The Home Building Amendment Act (Amending Act) received Royal Assent on 5 June 2014. It will commence on a date to be proclaimed. It introduces a raft of changes across many aspects of the regulation of residential building work in New South Wales including:
- building contracts;
- sale contracts;
- statutory warranties;
- licensing, unlicensed contracting and director’s liability; and
- home warranty insurance.
This update relates to arguably the most pressing of those changes, that is, the changes to the regulation of contracts for the building and sale of residential building work. These changes will come into effect immediately upon proclamation of the Amending Act.
The implications for sale contracts arise in two circumstances:
- premises upon which owner-builder work has been performed; and
- premises excluded from the operation of the Home Building Act at the time the work was done, such as tourist, holiday or overnight accommodation but which are no longer being used for that purpose and are being sold as residential dwellings.
Contracts for Sale of Owner Builder Work
Owner-builder work will, upon proclamation of the Amending Act, be exempted from the requirement for home warranty insurance (which will from there on be known as insurance under the Home Building Compensation Fund (IUHBCF). Contractors performing work under a contract with an owner-builder must however take out that insurance.
The Amending Act requires that a vendor of land in respect of which an owner-builder permit was issued within seven years and six months must include a new consumer warning, where the reasonable market cost of the labour and materials involved is $20,000 or more. The owner builder work need not be the construction of new premises. It can be on any part of the premises the subject of the sale.
The warning must state:
- that an owner-building permit issued in relation to the land (and specify the date it issued); and
- that work done under an owner-builder permit is not required to be insured under the Home Building Act (unless done by a contractor to the owner-builder).
Failure to endorse the sale contract with the warning attracts a fine of $110,000 for corporations and $22,000 for others. But perhaps more significantly, failure to include the warning when required under the Act makes the sale contract voidable at the option of the purchaser, before completion of the contract.
Contracts for Sale of Land Subject to Change of Use
In some circumstances the construction of a dwelling is exempt from the requirement for IUHBCF. For example, a dwelling constructed for commercial use as tourist, holiday or overnight accommodation or an educational facility, amongst others. Where that was the case, but that “commercial” use no longer applies, ie the premises have been adapted for use as a domestic dwelling, the Amending Act will require that the contract include a warning to the effect that the property does not have the protection of the IUHBCF.
The warning must appear in land sale contracts where work has been done on the land in the previous six years. Similar penalty consequences apply to those rising out of the failure to include the owner-builder warning.

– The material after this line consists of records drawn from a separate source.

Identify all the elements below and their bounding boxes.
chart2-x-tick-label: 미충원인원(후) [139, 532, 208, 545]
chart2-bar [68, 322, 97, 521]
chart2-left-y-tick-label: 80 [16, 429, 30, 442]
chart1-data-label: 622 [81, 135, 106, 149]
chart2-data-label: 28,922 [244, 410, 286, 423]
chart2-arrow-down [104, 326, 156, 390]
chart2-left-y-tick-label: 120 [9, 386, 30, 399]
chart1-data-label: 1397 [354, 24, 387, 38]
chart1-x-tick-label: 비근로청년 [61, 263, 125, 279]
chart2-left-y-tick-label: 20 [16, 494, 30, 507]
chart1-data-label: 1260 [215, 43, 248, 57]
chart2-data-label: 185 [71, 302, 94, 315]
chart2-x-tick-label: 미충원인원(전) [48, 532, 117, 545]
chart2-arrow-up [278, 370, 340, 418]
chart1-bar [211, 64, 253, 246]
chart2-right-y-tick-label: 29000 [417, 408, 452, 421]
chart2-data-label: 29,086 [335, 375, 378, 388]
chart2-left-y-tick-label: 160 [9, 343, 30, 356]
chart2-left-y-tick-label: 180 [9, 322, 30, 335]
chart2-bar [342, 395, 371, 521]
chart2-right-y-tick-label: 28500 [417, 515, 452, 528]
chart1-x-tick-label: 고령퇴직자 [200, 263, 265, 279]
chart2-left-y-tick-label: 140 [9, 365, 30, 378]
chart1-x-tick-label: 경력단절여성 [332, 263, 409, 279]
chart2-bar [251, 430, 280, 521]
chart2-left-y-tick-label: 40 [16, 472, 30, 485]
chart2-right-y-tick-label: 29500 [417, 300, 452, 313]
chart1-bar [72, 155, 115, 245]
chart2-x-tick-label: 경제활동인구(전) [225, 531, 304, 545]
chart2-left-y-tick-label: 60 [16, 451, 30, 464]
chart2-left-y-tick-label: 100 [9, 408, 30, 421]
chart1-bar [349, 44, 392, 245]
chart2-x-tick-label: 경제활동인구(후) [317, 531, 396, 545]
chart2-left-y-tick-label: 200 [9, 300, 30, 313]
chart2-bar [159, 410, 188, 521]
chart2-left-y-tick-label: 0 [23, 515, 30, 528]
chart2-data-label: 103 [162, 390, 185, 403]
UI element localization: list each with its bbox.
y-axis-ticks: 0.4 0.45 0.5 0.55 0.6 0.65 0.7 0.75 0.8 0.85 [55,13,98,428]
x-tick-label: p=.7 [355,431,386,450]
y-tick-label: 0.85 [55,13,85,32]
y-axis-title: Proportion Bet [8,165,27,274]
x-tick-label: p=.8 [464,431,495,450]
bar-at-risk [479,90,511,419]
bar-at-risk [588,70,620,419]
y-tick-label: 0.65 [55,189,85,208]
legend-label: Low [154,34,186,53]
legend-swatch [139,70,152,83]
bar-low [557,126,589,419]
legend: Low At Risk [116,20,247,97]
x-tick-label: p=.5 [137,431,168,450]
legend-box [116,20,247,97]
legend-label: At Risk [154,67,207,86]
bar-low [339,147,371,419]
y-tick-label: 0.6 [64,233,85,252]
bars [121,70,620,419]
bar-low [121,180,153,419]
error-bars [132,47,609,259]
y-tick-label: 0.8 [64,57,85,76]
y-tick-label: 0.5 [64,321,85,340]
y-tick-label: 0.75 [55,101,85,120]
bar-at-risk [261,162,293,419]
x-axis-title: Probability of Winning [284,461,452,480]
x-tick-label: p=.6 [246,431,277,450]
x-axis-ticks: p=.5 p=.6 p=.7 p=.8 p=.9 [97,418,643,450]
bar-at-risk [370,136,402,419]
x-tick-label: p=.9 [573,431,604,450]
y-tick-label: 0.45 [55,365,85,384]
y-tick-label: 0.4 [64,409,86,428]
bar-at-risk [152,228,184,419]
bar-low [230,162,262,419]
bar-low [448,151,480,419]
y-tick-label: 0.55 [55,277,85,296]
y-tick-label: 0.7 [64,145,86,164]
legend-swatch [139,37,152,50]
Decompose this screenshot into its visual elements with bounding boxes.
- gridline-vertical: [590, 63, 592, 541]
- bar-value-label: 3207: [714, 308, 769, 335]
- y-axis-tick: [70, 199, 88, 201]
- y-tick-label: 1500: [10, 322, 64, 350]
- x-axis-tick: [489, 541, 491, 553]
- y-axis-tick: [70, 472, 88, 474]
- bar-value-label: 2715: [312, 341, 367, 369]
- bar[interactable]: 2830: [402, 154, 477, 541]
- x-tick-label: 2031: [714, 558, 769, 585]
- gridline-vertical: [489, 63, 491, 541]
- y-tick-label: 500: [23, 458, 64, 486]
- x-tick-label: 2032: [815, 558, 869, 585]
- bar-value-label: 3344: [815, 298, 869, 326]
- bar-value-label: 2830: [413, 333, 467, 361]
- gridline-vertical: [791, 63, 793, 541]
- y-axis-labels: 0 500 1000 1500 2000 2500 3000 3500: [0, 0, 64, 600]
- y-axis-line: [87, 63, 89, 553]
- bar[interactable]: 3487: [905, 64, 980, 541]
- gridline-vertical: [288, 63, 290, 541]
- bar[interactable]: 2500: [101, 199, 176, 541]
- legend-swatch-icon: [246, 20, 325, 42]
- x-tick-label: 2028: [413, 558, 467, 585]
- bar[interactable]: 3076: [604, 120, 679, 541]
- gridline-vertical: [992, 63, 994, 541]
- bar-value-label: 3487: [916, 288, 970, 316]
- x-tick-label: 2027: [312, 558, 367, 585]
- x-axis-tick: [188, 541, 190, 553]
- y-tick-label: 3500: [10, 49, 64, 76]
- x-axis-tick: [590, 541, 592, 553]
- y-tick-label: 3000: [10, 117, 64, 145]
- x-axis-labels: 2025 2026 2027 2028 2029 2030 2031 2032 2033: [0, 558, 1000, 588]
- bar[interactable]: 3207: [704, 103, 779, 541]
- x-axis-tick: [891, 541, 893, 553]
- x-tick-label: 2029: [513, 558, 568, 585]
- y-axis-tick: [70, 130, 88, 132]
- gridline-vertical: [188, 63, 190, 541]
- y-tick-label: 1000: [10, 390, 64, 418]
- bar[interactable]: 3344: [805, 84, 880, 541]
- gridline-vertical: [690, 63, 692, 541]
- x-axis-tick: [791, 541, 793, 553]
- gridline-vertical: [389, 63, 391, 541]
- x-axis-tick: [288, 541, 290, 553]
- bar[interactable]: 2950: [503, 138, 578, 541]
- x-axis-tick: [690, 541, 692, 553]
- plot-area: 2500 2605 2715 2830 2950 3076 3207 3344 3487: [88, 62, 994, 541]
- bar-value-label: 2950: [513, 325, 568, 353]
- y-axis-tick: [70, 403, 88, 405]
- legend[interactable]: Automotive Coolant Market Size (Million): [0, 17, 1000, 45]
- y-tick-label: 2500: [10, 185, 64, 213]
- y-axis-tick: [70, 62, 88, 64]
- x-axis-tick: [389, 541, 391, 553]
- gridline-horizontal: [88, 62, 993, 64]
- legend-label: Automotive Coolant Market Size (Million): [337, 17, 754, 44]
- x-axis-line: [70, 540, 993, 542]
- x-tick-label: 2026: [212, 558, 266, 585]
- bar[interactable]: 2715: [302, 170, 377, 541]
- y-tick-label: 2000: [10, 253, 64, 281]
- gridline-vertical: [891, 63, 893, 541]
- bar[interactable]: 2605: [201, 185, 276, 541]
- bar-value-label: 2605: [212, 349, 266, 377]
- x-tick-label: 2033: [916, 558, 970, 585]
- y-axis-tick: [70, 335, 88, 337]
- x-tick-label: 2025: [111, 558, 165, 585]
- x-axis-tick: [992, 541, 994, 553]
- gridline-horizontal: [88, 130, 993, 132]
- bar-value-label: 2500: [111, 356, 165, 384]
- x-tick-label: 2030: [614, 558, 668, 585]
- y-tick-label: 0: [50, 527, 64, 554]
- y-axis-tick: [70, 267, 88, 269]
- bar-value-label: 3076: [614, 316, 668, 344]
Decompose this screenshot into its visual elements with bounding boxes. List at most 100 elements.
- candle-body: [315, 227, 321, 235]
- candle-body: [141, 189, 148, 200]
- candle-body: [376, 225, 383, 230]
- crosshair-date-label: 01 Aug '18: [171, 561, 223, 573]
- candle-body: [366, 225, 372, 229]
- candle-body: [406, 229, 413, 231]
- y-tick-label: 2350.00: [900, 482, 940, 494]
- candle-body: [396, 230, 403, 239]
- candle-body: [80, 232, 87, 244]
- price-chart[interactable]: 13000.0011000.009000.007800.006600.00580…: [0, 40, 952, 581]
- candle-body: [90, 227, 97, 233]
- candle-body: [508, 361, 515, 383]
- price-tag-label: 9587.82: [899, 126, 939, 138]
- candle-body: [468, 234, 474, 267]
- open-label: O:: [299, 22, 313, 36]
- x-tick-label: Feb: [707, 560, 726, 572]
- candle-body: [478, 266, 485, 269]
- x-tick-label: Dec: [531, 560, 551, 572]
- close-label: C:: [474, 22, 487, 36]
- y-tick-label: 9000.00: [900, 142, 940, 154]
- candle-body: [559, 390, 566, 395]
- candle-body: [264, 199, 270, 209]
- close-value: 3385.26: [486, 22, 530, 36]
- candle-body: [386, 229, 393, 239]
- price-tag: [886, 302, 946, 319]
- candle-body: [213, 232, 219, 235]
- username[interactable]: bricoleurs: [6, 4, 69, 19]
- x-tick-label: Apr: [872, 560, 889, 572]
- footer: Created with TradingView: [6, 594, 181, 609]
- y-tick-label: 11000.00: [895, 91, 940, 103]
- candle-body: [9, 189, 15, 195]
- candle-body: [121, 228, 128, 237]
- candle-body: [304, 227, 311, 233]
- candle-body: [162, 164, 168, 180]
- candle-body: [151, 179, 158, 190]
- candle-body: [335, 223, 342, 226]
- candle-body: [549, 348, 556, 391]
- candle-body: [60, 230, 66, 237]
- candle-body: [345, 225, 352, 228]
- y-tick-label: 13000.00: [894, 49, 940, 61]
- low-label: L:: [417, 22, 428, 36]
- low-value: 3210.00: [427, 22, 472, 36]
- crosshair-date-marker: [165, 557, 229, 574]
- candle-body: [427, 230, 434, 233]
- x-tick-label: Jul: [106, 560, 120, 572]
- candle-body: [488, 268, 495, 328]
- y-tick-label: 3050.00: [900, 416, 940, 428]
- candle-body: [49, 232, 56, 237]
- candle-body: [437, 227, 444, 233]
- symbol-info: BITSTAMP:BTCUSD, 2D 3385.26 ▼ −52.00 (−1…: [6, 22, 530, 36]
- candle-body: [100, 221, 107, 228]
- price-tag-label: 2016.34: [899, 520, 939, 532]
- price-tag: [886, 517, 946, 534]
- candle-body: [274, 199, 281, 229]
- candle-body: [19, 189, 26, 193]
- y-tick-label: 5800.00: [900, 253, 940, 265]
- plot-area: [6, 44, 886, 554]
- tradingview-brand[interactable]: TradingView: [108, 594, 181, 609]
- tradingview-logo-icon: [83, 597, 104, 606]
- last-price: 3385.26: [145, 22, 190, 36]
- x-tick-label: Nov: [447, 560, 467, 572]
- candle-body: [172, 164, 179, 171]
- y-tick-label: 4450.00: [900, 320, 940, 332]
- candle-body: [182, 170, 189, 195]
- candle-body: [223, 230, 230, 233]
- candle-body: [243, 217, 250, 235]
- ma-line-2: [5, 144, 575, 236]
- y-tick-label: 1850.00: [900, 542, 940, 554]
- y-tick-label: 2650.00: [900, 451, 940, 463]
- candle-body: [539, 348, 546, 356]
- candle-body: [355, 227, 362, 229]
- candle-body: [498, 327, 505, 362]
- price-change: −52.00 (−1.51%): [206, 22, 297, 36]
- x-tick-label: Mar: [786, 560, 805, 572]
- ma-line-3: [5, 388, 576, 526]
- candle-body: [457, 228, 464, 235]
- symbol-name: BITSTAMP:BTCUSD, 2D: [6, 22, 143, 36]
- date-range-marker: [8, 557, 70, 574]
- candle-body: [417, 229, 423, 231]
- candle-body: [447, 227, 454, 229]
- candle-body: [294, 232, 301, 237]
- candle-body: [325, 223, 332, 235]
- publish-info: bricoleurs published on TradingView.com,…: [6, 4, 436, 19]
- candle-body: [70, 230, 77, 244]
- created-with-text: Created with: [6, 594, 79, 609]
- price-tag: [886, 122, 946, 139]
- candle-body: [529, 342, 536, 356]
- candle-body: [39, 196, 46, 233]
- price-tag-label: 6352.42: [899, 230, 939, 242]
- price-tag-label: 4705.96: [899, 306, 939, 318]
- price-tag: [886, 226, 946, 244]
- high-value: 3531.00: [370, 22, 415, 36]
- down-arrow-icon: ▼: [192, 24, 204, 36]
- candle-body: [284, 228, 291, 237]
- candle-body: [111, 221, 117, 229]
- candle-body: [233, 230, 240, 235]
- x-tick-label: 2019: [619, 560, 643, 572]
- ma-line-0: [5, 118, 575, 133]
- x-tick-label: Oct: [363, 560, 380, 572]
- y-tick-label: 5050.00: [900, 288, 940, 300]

New Requirements for Building Contracts
The Amending Act will require residential building contracts to include details of any progress payments (except where the Building and Construction Industry Security of Payment Act (1999) applies) and a statement as to the home owner’s termination rights. The statement required is to the effect that the contract may be terminated in the circumstances provided by the general law. The Amending Act goes on to explain that ‘this does not prevent the parties agreeing to additional circumstances in which the contract may be terminated’, the intention being to bring the consumer’s attention to the possibility of the consumer having termination rights of which the consumer may not otherwise be aware.
The cap on deposits for residential building work will change. It is now a flat 10%, no matter what the value of the works or the contract sum.
The Amending Act enacts a new regulation of progress payments for residential building work. The only types of progress claims permitted are those for:
- fixed amounts or percentages payable following the achievement of clearly specified milestones; or
- payment for labour, materials and margin, which must be substantiated with copies of invoices, receipts or other documents.
The amendments permit the adoption of both approaches, thus accommodating variations, provisional sums and the like.
Finally, the statutory warranties implied by the Act are varied in that the warranty that work will be performed in ‘a proper and workmanlike manner and in accordance with the plans and specifications set out in the contract’ will now read ‘a warranty that the work will be performed with due care and skill and in accordance with the plans and specifications set out in the contract’.
The Home Building Act does not permit contracting out of its contract requirements and any contract terms that attempt to do so are to be read down.
Much of the regulation of contracts for residential building work does not apply to contracts between licence holders under the Home Building Act where the work is work the type of work authorised under the respective licences. Contracts with developers will also often be exempt.